The results of running CrosscheckFingerprints can be difficult to analyze, especially when many groups are related (meaning LOD greater than LOD_THRESHOLD) in non-transitive manner (A is related to B, B is related to C, but A doesn't seem to be related to C.) ClusterCrosscheckMetrics clusters the metrics from CrosscheckFingerprints so that all the groups in a cluster are related to each other either directly, or indirectly (thus A, B and C would end up in one cluster.) Two samples can only be in two different clusters if all the samples from these two clusters do not get high LOD scores when compared to each other.

Example

     java -jar picard.jar ClusterCrosscheckMetrics \
              INPUT=sample.crosscheck_metrics \
              LOD_THRESHOLD=3 \
              OUTPUT=sample.clustered.crosscheck_metrics
 
The resulting file, consists of the ClusteredCrosscheckMetric class and contains the original crosscheck metric values, for groups that end-up in the same clusters (regardless of LOD score of each comparison).
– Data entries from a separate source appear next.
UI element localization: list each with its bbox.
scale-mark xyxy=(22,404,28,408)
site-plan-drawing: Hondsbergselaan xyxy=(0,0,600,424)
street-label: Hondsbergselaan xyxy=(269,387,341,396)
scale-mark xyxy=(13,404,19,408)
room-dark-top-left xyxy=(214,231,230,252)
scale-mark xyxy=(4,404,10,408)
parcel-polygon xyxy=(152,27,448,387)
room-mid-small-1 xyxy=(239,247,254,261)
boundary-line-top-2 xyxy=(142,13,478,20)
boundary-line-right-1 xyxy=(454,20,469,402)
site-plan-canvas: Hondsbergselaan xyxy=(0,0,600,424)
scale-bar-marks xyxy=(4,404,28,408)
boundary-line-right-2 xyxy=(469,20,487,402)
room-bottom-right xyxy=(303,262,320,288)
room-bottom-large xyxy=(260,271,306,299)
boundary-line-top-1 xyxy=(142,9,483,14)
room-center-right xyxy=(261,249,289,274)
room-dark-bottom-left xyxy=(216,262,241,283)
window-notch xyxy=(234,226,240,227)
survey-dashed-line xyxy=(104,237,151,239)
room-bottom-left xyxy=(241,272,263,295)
In addition it notes the ClusteredCrosscheckMetric.CLUSTER identifier and the size of the cluster (in ClusteredCrosscheckMetric.CLUSTER_SIZE.) Groups that do not have high LOD scores with any other group (including itself!) will not be included in the metric file. Note that cross-group comparisons are not included in the metric file.
  • Field Details

    • INPUT

      @Argument(shortName="I", doc="The cross-check metrics file to be clustered.") public File INPUT
    • OUTPUT

      @Argument(shortName="O", optional=true, doc="Output file to write metrics to. Will write to stdout if null.") public File OUTPUT
    • LOD_THRESHOLD

      @Argument(shortName="LOD", doc="LOD score to be used as the threshold for clustering.") public double LOD_THRESHOLD
  • Constructor Details

    • ClusterCrosscheckMetrics

      public ClusterCrosscheckMetrics()
  • Method Details

    • doWork

      protected int doWork()
      Description copied from class: CommandLineProgram
      Do the work after command line has been parsed. RuntimeException may be thrown by this method, and are reported appropriately.
      Specified by:
      doWork in class CommandLineProgram
      Returns:
      program exit status.